Die Löslichkeit der F. hängt entscheidend von der Länge der Alkylkette ab. Mit steigender Kettenlänge sinkt die Löslichkeit in Wasser (etwa ab C4) und steigt die Löslichkeit in apolaren Lösungsmitteln. Die höheren F. können durch alkalische Hydrolyse von Fetten gewonnen werden.

Der Abbau der F. erfolgt durch β-Oxidation von Acyl-CoA-Derivaten, die vorher in einer ATP-verbrauchenden Reaktion von einer Acyl-CoA-Synthetase gebildet werden. Der Transport in die Mitochondrien, dem Ort der β-Oxidation, erfolgt als Carnitinester, die schließlich in der Mitochondrienmatrix wieder in Acyl-CoA zurückverwandelt werden. Im Zuge der β-Oxidation werden nacheinander C2-Einheiten in Form von Acetyl-CoA abgespalten, wodurch geradzahlige Fettsäuren zwangsläufig vollständig zu Acety-CoA abgebaut werden. Die β-Oxidation ist charakterisiert durch vier sich wiederholende Reaktionen. Im ersten Schritt wird unter der Katalyse der FAD-haltigen Acyl-CoA-Dehydrogenase eine trans-α,β-Doppelbindung gebildet. Durch die Enoyl-CoA-Hydratase erfolgt die Bildung von 3-L-Hydroxyacyl-CoA, das unter der Katalyse der 3-L-Hydroxyacyl-CoA-Dehydrogenase zur entsprechenden β-Ketoacyl-CoA-Verbindung dehydriert wird.

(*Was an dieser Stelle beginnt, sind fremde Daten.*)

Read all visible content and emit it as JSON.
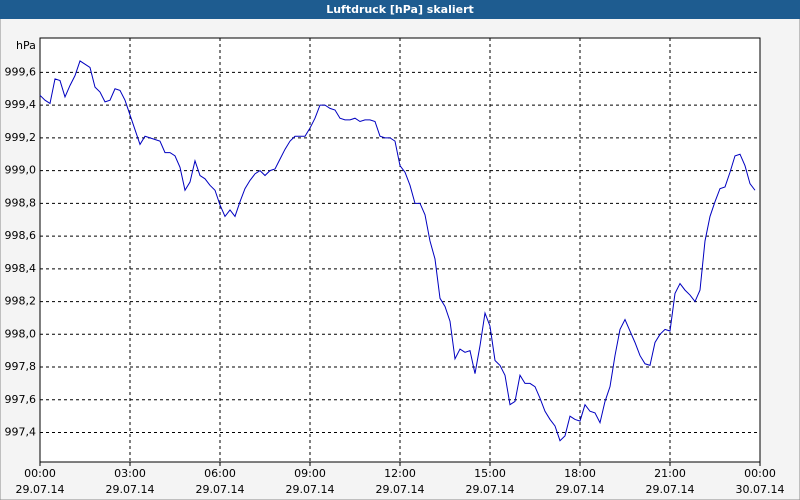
{
  "chart_data": {
    "type": "line",
    "title": "Luftdruck [hPa] skaliert",
    "y_label": "hPa",
    "x": [
      0,
      10,
      20,
      30,
      40,
      50,
      60,
      70,
      80,
      90,
      100,
      110,
      120,
      130,
      140,
      150,
      160,
      170,
      180,
      190,
      200,
      210,
      220,
      230,
      240,
      250,
      260,
      270,
      280,
      290,
      300,
      310,
      320,
      330,
      340,
      350,
      360,
      370,
      380,
      390,
      400,
      410,
      420,
      430,
      440,
      450,
      460,
      470,
      480,
      490,
      500,
      510,
      520,
      530,
      540,
      550,
      560,
      570,
      580,
      590,
      600,
      610,
      620,
      630,
      640,
      650,
      660,
      670,
      680,
      690,
      700,
      710,
      720,
      730,
      740,
      750,
      760,
      770,
      780,
      790,
      800,
      810,
      820,
      830,
      840,
      850,
      860,
      870,
      880,
      890,
      900,
      910,
      920,
      930,
      940,
      950,
      960,
      970,
      980,
      990,
      1000,
      1010,
      1020,
      1030,
      1040,
      1050,
      1060,
      1070,
      1080,
      1090,
      1100,
      1110,
      1120,
      1130,
      1140,
      1150,
      1160,
      1170,
      1180,
      1190,
      1200,
      1210,
      1220,
      1230,
      1240,
      1250,
      1260,
      1270,
      1280,
      1290,
      1300,
      1310,
      1320,
      1330,
      1340,
      1350,
      1360,
      1370,
      1380,
      1390,
      1400,
      1410,
      1420,
      1430
    ],
    "series": [
      {
        "name": "Luftdruck",
        "color": "#0000c0",
        "values": [
          999.46,
          999.43,
          999.41,
          999.56,
          999.55,
          999.45,
          999.52,
          999.58,
          999.67,
          999.65,
          999.63,
          999.51,
          999.48,
          999.42,
          999.43,
          999.5,
          999.49,
          999.43,
          999.34,
          999.25,
          999.16,
          999.21,
          999.2,
          999.19,
          999.18,
          999.11,
          999.11,
          999.09,
          999.02,
          998.88,
          998.93,
          999.06,
          998.97,
          998.95,
          998.91,
          998.88,
          998.79,
          998.72,
          998.76,
          998.72,
          998.81,
          998.89,
          998.94,
          998.98,
          999.0,
          998.97,
          999.0,
          999.01,
          999.07,
          999.13,
          999.18,
          999.21,
          999.21,
          999.21,
          999.26,
          999.32,
          999.4,
          999.4,
          999.38,
          999.37,
          999.32,
          999.31,
          999.31,
          999.32,
          999.3,
          999.31,
          999.31,
          999.3,
          999.21,
          999.2,
          999.2,
          999.18,
          999.03,
          998.99,
          998.91,
          998.8,
          998.8,
          998.73,
          998.57,
          998.46,
          998.22,
          998.17,
          998.08,
          997.85,
          997.91,
          997.89,
          997.9,
          997.76,
          997.93,
          998.13,
          998.05,
          997.84,
          997.81,
          997.75,
          997.57,
          997.59,
          997.75,
          997.7,
          997.7,
          997.68,
          997.61,
          997.53,
          997.48,
          997.44,
          997.35,
          997.38,
          997.5,
          997.48,
          997.47,
          997.57,
          997.53,
          997.52,
          997.46,
          997.59,
          997.68,
          997.87,
          998.03,
          998.09,
          998.02,
          997.95,
          997.87,
          997.82,
          997.81,
          997.95,
          998.0,
          998.03,
          998.02,
          998.25,
          998.31,
          998.27,
          998.24,
          998.2,
          998.27,
          998.57,
          998.72,
          998.81,
          998.89,
          998.9,
          998.99,
          999.09,
          999.1,
          999.03,
          998.92,
          998.88
        ]
      }
    ],
    "xlim": [
      0,
      1440
    ],
    "xticks": [
      {
        "value": 0,
        "label": "00:00"
      },
      {
        "value": 180,
        "label": "03:00"
      },
      {
        "value": 360,
        "label": "06:00"
      },
      {
        "value": 540,
        "label": "09:00"
      },
      {
        "value": 720,
        "label": "12:00"
      },
      {
        "value": 900,
        "label": "15:00"
      },
      {
        "value": 1080,
        "label": "18:00"
      },
      {
        "value": 1260,
        "label": "21:00"
      },
      {
        "value": 1440,
        "label": "00:00"
      }
    ],
    "xtick_dates": [
      "29.07.14",
      "29.07.14",
      "29.07.14",
      "29.07.14",
      "29.07.14",
      "29.07.14",
      "29.07.14",
      "29.07.14",
      "30.07.14"
    ],
    "ylim": [
      997.22,
      999.81
    ],
    "yticks": [
      {
        "value": 997.4,
        "label": "997,4"
      },
      {
        "value": 997.6,
        "label": "997,6"
      },
      {
        "value": 997.8,
        "label": "997,8"
      },
      {
        "value": 998.0,
        "label": "998,0"
      },
      {
        "value": 998.2,
        "label": "998,2"
      },
      {
        "value": 998.4,
        "label": "998,4"
      },
      {
        "value": 998.6,
        "label": "998,6"
      },
      {
        "value": 998.8,
        "label": "998,8"
      },
      {
        "value": 999.0,
        "label": "999,0"
      },
      {
        "value": 999.2,
        "label": "999,2"
      },
      {
        "value": 999.4,
        "label": "999,4"
      },
      {
        "value": 999.6,
        "label": "999,6"
      }
    ],
    "grid": true
  }
}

Thiolytisch erfolgt dann die Spaltung der Cα-Cβ-Bindung durch die β-Ketoacyl-CoA-Thiolase, wobei Acetyl-CoA und ein um zwei C-Atome verkürztes neues Acyl-CoA-Intermediat gebildet wird. Die im Zuge der β-Oxidation gebildeten Reduktionsäquivalente NADH + H+ und FADH2 fließen in die Atmungskette ein und dienen der ATP-Synthese, während Acetyl-CoA über den Citratcyclus vollständig oxidiert wird. Ungesättigte und ungeradzahlige F. werden ebenfalls durch β-Oxidation jedoch unter Mitwirkung weiterer Enzyme abgebaut.

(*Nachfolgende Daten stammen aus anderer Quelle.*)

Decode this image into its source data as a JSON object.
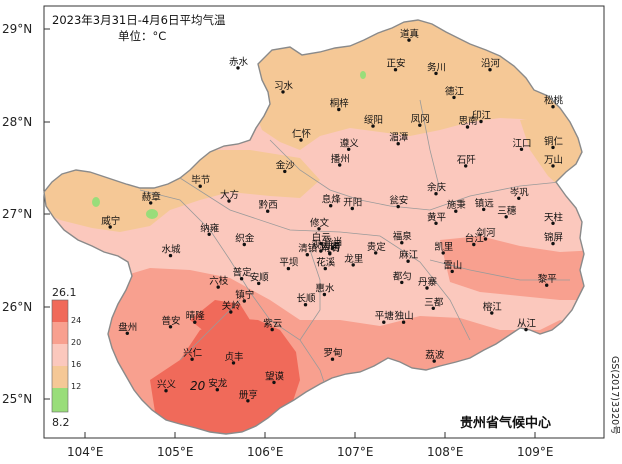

Die Biosynthese der F. findet im Cytosol statt, wobei die wachsende Fettsäurekette am Acyl-Carrier-Protein (ACP) verestert vorliegt. Die Synthese von Palmitinsäure als Primärprodukt der Synthese von F. bei Tieren erfolgt aus Acetyl-CoA und Malonyl-CoA unter Katalyse der Fettsäure-Synthase, eines aus zwei identischen Untereinheiten aufgebauten multifunktionellen Enzyms. Die biotinabhängige Acetyl-CoA-Carboxylase sorgt für die Bildung von Malonyl-CoA, das durch die Malonyl-CoA-ACP-Transacylase an das ACP angeknüpft wird. Der zweite Reaktionspartner, Acetyl-CoA, wird an eine Thiolfunktion des kondensierenden Enzyms, der β-Ketoacyl-ACP-Synthase, angelagert. Unter Decarboxylierung erfolgt die Bildung des ersten Kondensationsproduktes Acetoacetyl-CoA, das durch enzymatische Reduktion, Dehydratisierung und weitere Reduktion Butyryl-ACP liefert. Nach Übertragung des Butyryl-Restes auf die Thiolfunktion der β-Ketoacyl-CoA-Synthase-Domäne wird nach sechsmaliger Wiederholung der aufgezeigten Reaktionsschritte Palmitoyl-ACP gebildet, das durch die Palmitoyl-Thioesterase freigesetzt wird. Die Stöchiometrie der Biosynthese der Palmitinsäure lautet: Acetyl-CoA + 7 Manoyl-CoA + 14 NADPH + 7 H+ → Palmitinsäure + 7 CO2 + 14 NADP+ + 8 CoA + 6 H2O.